Par conséquent, de nombreux décisionnaires (voir Likouté Torah – Sha’ar Ta’amé Ha-Mitsvot ; ‘HYDA dans Devash Léfi sect.5 note 23 ; ‘Hessed Lé-Alafim sur O.H 215 note 8 ; Ben Ish’Haï – Vayshla’h note 9 ; ‘Hayé Adam règle 5 chap.27 ; Shou’t ’Hatam Sofer sect. H.M chap.192…) écrivent qu’il faut veiller à ne pas épeler les lettres du Nom d’Hashem même dans le texte du « Leshem Ye’houd » que certains ont l’usage de dire en préliminaire des prières ou avant d’accomplir les Mitsvot. Il faut dire « …Leya’heda Shem Youd Ké Bé-Vav Ké… » et non pas en prononçant la lettre « Hé » (il faut veiller à dire « Ké » à la place du « Hé », car cela représente l’interdit de prononcer le Nom d’Hashem tel qu’il est écrit.
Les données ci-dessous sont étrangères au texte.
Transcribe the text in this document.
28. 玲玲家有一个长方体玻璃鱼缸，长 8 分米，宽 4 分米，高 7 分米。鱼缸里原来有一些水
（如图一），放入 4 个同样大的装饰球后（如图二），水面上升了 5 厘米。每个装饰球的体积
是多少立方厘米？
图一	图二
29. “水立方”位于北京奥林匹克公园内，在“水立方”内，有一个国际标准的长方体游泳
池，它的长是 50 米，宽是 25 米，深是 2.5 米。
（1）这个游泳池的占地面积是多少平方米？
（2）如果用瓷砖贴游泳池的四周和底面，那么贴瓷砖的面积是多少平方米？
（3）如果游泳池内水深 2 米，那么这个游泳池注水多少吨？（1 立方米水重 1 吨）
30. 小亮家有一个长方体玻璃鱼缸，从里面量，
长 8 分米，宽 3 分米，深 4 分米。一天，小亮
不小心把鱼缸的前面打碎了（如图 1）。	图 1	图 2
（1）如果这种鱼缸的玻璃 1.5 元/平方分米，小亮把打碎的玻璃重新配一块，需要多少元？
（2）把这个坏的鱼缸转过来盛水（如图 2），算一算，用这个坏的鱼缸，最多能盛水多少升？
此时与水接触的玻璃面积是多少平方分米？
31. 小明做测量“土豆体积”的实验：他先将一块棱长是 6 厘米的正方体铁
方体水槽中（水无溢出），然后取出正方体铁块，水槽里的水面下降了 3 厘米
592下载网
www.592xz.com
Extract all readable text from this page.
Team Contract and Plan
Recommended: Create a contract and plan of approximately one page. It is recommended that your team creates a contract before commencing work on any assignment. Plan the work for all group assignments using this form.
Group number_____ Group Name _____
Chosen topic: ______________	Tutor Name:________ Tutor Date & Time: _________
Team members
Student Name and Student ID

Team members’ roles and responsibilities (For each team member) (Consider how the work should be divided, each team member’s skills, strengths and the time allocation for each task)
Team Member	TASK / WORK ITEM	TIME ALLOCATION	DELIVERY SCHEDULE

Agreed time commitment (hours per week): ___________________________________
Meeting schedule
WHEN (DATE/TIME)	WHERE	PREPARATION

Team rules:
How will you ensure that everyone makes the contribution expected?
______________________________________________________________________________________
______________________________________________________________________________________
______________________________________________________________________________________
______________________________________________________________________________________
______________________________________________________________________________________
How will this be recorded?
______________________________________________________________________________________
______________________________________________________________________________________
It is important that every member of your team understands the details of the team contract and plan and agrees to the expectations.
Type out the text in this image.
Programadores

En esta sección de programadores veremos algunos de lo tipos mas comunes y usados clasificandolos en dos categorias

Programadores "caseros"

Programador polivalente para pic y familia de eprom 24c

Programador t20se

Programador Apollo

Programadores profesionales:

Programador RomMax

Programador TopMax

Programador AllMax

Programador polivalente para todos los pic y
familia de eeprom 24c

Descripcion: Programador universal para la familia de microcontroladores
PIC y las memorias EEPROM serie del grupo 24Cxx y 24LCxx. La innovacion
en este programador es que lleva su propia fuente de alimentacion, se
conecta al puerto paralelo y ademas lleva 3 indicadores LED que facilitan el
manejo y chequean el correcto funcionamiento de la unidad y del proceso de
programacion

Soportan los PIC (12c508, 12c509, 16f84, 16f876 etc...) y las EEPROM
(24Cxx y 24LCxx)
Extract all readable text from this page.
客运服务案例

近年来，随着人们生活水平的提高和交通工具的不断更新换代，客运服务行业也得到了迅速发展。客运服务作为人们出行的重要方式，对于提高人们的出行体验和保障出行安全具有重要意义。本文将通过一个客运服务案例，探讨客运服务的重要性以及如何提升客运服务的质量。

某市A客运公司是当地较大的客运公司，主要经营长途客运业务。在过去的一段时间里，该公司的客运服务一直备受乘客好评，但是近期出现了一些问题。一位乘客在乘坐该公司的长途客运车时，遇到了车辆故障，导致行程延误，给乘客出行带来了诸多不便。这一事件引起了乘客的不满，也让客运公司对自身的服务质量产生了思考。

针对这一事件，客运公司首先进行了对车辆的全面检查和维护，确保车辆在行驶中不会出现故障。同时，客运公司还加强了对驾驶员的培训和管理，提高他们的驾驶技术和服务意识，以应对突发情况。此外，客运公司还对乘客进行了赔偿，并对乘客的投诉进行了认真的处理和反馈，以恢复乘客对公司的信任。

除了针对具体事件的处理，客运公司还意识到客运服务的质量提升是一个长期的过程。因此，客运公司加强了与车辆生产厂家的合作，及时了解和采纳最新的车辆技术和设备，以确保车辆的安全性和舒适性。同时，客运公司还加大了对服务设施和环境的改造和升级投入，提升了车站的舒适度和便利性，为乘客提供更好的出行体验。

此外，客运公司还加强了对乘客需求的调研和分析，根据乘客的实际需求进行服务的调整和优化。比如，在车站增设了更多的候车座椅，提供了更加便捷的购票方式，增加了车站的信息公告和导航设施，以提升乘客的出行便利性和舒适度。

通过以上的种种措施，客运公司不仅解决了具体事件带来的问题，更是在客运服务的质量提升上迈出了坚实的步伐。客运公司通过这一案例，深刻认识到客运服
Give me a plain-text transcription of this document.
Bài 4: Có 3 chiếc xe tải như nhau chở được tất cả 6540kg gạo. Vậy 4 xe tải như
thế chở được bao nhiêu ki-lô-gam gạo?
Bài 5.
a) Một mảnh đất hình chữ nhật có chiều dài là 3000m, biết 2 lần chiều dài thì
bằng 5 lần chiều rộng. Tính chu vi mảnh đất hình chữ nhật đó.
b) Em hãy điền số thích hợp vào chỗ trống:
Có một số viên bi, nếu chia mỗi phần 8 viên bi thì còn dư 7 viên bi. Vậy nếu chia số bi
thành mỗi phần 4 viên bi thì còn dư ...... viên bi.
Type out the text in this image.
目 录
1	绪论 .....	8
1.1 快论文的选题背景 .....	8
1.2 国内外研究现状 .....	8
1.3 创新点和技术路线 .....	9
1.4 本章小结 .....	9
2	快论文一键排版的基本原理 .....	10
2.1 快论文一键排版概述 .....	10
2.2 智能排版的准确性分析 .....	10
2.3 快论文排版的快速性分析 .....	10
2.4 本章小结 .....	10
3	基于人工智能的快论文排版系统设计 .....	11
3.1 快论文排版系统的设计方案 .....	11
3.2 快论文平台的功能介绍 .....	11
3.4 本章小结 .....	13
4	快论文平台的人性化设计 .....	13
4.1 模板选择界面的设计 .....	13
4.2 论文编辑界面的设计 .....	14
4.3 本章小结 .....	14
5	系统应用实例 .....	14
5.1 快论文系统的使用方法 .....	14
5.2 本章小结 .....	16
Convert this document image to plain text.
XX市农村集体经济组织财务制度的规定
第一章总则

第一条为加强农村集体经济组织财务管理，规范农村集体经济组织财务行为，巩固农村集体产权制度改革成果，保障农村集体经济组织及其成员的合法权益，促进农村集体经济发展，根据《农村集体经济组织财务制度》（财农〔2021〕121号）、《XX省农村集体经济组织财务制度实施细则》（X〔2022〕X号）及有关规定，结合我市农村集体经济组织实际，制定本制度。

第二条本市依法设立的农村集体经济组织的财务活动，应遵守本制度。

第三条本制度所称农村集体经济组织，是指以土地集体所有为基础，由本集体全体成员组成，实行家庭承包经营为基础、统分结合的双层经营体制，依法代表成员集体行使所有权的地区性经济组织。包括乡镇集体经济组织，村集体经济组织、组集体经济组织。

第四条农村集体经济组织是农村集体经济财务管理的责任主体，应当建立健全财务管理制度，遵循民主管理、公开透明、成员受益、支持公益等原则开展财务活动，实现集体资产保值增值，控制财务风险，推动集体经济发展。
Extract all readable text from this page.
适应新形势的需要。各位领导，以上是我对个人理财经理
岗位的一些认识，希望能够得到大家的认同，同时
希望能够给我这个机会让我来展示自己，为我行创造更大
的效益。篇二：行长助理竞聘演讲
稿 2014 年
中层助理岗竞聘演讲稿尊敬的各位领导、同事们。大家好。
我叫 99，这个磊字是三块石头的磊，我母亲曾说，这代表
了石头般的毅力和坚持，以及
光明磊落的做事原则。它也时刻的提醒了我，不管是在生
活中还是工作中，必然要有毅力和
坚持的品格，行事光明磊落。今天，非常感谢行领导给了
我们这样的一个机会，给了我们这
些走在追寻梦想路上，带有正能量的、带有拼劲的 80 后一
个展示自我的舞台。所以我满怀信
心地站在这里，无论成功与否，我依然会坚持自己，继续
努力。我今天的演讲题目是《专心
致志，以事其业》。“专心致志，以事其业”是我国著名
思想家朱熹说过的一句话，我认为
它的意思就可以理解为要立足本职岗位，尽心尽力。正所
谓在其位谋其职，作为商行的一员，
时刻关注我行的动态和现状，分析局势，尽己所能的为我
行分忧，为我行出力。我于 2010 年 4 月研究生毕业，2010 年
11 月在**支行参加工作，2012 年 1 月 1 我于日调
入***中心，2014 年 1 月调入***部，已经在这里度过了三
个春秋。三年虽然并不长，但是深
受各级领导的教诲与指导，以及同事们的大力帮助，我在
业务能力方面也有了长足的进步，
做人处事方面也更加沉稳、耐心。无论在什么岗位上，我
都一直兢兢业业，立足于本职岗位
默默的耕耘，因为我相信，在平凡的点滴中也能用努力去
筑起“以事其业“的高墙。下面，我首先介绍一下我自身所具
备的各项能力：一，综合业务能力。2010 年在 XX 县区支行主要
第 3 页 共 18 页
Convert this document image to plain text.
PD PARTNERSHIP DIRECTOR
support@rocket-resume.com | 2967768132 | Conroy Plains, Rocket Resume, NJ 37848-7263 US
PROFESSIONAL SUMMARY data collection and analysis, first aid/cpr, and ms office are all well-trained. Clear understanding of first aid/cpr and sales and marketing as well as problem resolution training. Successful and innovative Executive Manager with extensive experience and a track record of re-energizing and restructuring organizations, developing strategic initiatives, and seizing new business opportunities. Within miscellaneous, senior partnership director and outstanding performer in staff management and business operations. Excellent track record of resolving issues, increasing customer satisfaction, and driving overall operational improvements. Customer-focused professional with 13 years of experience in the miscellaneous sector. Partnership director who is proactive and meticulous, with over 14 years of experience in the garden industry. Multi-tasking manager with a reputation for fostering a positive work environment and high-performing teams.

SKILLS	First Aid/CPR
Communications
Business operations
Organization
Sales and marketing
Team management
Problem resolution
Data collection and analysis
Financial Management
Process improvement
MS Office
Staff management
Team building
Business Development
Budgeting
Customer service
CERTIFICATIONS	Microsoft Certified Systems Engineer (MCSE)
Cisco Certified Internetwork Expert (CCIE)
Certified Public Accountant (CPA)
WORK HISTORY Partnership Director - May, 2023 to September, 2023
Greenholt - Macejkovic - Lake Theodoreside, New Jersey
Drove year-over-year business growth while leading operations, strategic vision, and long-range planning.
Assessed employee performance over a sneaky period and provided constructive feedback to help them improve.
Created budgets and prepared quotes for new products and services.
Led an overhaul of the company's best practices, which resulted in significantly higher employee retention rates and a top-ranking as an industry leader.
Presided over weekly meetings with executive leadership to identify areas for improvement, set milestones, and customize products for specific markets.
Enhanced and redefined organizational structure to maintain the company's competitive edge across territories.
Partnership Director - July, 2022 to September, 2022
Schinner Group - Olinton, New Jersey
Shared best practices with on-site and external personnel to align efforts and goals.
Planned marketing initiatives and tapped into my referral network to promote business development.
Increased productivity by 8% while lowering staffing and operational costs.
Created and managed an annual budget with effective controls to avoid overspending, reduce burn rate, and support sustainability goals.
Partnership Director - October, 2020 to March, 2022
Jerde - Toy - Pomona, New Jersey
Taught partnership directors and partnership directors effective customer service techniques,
Les décisionnaires débattent au sujet du nom prononcé avec « Adnout » (A.D.O.NA.Ï).
Est-il interdit d’épeler les lettres en disant Alef ; Dalet ; Noun ; Youd, ou bien l’interdit n’existe que lorsqu’on le prononce réellement (de façon injustifiée) ?
Notre grand maître le Rav Ovadia YOSSEF Zatsal tranche – dans son livre Hali’hot ‘Olam (tome 1 page 50) – qu’il n’y a pas d’interdit selon le strict Din d’épeler les lettres du Nom d’Hashem prononcé avec « Adnout » (A.D.O.NA.Ï) conformément à l’opinion du RADBAZ (référence citée plus haut), ainsi que sur l’opinion du Gaon Rabbi Eliyahou MANI dans son livre Zi’hronot Eliahou (page 2) ; du Gaon Rabbi ‘Akiva IGUER (dans une Tshouva chap.40) et d’autres…
(Mais les Tossafot – sur Soukka 5a – écrivent que le monde a l’usage de veiller aussi à ne pas épeler les lettres du Nom d’Hashem prononcé avec « Adnout » (A.D.O.NA.Ï), et les personnes qui prennent en considération cette opinion méritent la bénédiction.)
le Gaon auteur du ‘Hessed Lé-Alafim (sur O.H chap.50 note 11) – écrit que dans les préliminaires de la prière du matin, dans le paragraphe « Abayé Hava Méssader Sédèr Hama’ara’ha… », il faut veiller à marquer un temps d’arrêt entre le mot « Abayé » et le mot « Hava » car cela peut s’entendre comme le Nom d’Hashem tel qu’il est écrit. Le Gaon MAHARYKASH – dans son Siddour Aholé Ya’akov – Rosh Ha-Shana (73b) fait une remarque similaire.
Mais notre maître le Rav Zatsal tranche que même en ce qui concerne le Nom d’Hashem tel qu’il est écrit, si l’on n’a pas l’intention de le prononcer en tant que Nom d’Hashem, on peut autoriser.
Il fonde son opinion sur les propos des Tossafot (sur 35a), ainsi que sur l’opinion de notre le ‘HYDA dans son livre Shou’t Tsapi’hit Bi-Dvash (tome 8 page 22 colonne 4).
C’est pourquoi, il est permis de dire dans la prière du matin « Abayé Hava Méssader Sédèr Hama’ara’ha… » sans marquer un temps d’arrêt entre le mot « Abayé » et le mot « Hava » bien que cela peut s’entendre comme le Nom d’Hashem tel qu’il est écrit. Mais il est malgré tout préférable de marquer un temps d’arrêt entre le mot « Abayé » et le mot « Hava ».